Schriftart(en): Gotische Minuskel, teilweise mit Versalien.
- A
· maria · / · magdalena · // · cyriacvs · // · benedictus · // · laure(n)cius · // · michael · //· andreas · // · philippus · // · bartholome(us) · // ioha(nn)es ewa(n)gelista · // · thomas ·
- B
· ioha(nn)es baptista ·2) // · iacobus minor · // · matheus · // · Symon · // georgius · //· maria · // · petrus · // · paulus · // · mathias // · iacobus maior ·
- C
· maria · / · magdalena · // blau· cyriacus · // Synober· b(e)n(e)dictusa) · // purpurgronb) / laure(n)ciusmichaelc) // Synober· bartholome(us) // gronioha(nn)es ewa(n)gelista · // p(re)sylye3)thomas // blau· andreas · // p(re)sylie3)· philippus // ghel gron
- D
· ioha(nn)es baptista · // Synober· iacobus minor · // blau· matheus · // bresylie3)· Symon · // purpur· georgius · / gronpetrus · // Synober· paulus · // ghel gron· mathias · // p(re)sylie3)Jacobus / maior · // purpur
Textkritischer Apparat
- Die Oberlänge des d weit nach links als Kürzungsstrich über dem n ausgezogen.
- Die Farbe etwas zerlaufen, der rechte Schaft des n – auch bei den anderen Bezeichnungen als gron – immer weit im Bogen unter die Zeile gezogen, vgl. u. a. die besser erhaltene Farbangabe bei Bartholomäus, die ebenso ausgeführt ist.
- el nur noch ansatzweise zu erkennen.
Anmerkungen
- Inv. Nr. WM XXIII 27. Mein besonderer Dank gilt Frau Dr. Antje-Fee Köllermann (Landesgalerie Hannover), die mir die Fotos der Altarflügel und ihrer Figuren zur Verfügung gestellt und die Buchstabenhöhe ermittelt hat.
- Darunter noch ein mit Bleistift geschriebener Renovierungsvermerk aus dem 19. Jahrhundert.
- Rote bzw. gelbbraune Farbe, vgl. DWB, Bd. 13, Sp. 2103 s. v. ‚Presilie‘, mlat. prisilium.
- Diese Datierung beruht auf den dendrochronologischen Untersuchungen, die während des Forschungsprojekts der Landesgalerie Hannover zur Goldenen Tafel unternommen wurden. Ich danke Frau Dr. Antje-Fee Köllermann herzlich für die detaillierte Übermittlung dieser Forschungsergebnisse.

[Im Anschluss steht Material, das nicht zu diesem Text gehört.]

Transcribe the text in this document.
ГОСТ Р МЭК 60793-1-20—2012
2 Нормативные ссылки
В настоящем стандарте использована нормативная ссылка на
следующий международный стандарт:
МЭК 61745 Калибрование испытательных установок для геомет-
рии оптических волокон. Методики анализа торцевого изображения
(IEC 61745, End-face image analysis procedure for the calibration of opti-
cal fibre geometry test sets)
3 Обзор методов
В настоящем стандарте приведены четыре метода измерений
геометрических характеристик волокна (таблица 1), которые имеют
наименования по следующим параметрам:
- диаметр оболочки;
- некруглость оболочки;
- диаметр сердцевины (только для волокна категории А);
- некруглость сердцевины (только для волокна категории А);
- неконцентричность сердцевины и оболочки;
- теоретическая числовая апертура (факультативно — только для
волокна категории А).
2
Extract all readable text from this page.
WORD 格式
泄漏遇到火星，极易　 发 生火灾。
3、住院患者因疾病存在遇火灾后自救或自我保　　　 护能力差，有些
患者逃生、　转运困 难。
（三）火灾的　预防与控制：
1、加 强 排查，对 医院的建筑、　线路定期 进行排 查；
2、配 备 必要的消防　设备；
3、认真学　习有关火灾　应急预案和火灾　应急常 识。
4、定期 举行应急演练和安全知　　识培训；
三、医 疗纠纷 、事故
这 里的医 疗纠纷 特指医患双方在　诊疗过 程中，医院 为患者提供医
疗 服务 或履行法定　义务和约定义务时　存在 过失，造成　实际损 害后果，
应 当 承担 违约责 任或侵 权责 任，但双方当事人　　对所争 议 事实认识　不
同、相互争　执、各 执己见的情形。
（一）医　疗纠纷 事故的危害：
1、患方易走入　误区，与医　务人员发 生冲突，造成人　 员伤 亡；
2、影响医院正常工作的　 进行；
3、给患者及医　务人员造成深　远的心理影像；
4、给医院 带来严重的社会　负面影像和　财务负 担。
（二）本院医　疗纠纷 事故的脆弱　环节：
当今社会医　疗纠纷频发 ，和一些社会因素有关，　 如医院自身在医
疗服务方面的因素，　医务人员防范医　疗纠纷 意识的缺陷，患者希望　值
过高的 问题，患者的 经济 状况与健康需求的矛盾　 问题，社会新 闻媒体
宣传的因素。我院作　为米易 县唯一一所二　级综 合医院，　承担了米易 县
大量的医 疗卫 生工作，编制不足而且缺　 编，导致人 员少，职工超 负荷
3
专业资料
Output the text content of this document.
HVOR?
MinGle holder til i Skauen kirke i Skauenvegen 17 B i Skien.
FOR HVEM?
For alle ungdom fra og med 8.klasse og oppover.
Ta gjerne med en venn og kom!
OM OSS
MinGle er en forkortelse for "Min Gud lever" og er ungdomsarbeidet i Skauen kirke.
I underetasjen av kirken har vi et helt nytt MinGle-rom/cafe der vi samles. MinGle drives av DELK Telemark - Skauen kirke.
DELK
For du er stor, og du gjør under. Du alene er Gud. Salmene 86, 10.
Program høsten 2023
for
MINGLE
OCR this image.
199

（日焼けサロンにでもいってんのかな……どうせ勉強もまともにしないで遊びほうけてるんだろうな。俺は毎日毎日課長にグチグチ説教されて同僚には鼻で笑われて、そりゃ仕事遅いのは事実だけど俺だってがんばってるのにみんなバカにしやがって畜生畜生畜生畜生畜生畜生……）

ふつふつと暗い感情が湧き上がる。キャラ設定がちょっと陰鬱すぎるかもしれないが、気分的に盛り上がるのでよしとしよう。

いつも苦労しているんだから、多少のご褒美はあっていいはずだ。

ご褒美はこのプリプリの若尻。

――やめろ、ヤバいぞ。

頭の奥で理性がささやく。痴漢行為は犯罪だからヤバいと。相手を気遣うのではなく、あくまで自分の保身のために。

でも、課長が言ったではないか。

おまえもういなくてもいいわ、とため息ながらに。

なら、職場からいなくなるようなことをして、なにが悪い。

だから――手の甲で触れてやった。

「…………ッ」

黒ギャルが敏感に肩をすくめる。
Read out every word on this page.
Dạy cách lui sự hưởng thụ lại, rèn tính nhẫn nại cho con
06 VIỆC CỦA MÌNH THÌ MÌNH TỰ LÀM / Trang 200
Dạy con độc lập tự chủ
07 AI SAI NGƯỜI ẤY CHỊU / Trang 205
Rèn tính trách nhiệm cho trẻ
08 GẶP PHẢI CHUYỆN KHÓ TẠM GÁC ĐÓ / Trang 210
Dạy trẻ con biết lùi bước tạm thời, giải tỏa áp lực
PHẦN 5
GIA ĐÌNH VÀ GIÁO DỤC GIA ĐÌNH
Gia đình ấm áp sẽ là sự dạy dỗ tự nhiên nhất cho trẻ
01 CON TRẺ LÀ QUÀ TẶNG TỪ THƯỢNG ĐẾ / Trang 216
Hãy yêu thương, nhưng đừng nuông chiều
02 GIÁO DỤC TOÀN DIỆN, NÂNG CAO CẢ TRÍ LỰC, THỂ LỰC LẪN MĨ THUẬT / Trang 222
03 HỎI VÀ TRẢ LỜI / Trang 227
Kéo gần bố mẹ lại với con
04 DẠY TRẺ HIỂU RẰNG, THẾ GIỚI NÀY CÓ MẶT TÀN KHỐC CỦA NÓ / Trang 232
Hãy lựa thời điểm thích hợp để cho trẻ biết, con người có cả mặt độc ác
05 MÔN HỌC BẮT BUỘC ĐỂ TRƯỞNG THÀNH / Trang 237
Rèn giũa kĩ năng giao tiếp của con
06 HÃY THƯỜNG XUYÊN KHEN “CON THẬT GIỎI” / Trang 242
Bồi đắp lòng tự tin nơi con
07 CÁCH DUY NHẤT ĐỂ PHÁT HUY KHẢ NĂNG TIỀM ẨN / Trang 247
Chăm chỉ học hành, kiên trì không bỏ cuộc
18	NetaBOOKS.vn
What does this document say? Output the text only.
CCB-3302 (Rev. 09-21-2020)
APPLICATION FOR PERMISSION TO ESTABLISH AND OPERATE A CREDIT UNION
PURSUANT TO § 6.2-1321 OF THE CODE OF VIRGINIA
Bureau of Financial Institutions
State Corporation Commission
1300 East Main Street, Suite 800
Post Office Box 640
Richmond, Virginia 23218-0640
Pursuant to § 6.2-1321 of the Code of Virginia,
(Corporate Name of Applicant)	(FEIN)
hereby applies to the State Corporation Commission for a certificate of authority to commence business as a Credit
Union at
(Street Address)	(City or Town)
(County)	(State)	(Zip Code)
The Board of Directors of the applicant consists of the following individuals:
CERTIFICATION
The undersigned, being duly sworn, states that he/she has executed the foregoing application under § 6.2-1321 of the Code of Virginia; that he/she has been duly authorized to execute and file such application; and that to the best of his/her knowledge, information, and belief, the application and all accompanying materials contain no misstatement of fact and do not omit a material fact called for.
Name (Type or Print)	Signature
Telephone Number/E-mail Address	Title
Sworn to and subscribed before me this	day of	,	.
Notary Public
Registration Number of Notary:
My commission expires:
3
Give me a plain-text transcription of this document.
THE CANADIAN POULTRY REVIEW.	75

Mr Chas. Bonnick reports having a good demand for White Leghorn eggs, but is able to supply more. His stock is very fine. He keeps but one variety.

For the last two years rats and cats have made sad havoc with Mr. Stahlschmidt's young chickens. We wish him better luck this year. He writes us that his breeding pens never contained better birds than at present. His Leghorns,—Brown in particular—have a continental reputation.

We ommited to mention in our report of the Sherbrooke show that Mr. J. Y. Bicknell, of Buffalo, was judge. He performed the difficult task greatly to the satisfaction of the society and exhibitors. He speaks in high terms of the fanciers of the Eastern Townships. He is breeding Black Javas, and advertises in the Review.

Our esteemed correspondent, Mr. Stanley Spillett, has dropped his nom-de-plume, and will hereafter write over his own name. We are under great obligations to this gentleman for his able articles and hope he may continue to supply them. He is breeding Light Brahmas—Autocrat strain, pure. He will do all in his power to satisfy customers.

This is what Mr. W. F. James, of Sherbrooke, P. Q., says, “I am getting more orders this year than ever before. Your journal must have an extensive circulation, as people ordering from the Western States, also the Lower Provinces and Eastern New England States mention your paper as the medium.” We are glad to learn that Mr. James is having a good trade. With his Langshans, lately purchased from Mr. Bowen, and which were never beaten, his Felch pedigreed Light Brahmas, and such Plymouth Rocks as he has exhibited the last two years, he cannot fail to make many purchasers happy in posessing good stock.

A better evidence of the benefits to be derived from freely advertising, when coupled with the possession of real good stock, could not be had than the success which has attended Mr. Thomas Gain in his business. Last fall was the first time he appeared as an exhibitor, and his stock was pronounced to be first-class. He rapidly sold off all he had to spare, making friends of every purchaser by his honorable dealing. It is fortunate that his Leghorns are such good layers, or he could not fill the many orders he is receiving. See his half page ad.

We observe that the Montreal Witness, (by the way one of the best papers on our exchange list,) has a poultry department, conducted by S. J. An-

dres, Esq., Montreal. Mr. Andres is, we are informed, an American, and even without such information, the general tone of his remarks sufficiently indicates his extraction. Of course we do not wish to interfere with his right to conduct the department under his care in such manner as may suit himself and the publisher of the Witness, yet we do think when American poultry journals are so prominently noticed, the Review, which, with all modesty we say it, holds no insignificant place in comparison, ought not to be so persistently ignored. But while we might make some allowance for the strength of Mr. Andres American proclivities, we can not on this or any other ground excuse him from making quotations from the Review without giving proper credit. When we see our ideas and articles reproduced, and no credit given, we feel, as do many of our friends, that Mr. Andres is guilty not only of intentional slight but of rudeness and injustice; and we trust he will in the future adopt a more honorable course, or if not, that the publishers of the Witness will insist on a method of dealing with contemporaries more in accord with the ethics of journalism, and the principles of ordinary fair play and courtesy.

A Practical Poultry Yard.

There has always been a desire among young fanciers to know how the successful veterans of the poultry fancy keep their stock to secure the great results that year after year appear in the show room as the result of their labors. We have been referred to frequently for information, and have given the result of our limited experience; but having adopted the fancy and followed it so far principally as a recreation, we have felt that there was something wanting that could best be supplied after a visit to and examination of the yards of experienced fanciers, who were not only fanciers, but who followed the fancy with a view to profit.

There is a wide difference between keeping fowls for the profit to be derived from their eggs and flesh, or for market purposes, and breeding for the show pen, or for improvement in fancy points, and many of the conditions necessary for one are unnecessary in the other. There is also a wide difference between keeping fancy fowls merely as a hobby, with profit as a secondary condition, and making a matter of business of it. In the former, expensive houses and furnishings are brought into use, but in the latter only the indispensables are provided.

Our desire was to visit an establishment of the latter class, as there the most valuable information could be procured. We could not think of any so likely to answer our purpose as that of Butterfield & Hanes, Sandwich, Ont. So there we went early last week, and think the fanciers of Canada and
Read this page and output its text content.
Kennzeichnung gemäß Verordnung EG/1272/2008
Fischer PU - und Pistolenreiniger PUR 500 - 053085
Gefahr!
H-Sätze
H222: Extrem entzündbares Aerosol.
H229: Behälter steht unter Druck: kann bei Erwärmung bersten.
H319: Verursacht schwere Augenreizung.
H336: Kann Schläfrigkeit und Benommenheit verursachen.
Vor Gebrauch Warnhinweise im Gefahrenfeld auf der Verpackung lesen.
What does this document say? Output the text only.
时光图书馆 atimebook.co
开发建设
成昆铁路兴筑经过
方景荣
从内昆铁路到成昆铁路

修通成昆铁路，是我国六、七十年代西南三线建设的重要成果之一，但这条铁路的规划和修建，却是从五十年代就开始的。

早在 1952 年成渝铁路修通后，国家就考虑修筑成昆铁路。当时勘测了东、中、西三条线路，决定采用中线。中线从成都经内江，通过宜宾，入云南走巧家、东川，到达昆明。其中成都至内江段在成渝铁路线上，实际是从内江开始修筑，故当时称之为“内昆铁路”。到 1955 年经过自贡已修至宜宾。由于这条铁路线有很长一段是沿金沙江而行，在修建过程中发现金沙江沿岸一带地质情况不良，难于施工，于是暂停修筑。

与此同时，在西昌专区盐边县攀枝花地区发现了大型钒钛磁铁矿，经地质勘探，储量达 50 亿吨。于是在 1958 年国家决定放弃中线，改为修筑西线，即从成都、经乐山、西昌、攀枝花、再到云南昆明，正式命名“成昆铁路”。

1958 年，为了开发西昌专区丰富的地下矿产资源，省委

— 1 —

- Vgl. dazu a. Habicht, Goldne Tafel, S. 19, Anm. 6.
Zitierhinweis:
DI 100, Stadt Lüneburg, Nr. 43 (Sabine Wehking), in: www.inschriften.net, urn:nbn:de:0238-di100g019k0004305.
Kommentar
Da die Inschriften aufgrund ihrer Ausführung in einer der Textura entsprechenden gotischen Minuskel eindeutig dem 15. Jahrhundert zuzuweisen sind, dürften sie in die Entstehungszeit der Goldenen Tafel um 1420 fallen.4) Die Farbangaben beziehen sich auf die – in den aufspringenden Falten sichtbare – farbige Fassung der Innenfutter der nach außen in Gold gefassten Gewänder. Wahrscheinlich wurden die Bezeichnungen auf den Rückseiten der Figuren bereits vor deren farbiger Fassung aufgebracht, um dem Maler Anhaltspunkte für die richtige Ausführung zu geben.5) Vermutlich wurden die Heiligennamen und die Farbangaben von zwei unterschiedlichen Händen gemalt, denn die Heiligennamen sind in eher gitterartiger, der gotischen Minuskel sehr ähnlicher Schrift mit gegabelten Oberlängen ausgeführt, während die Farbangaben eher runde Buchstabenformen mit weit ausgezogenen Ober- und Unterlängen aufweisen.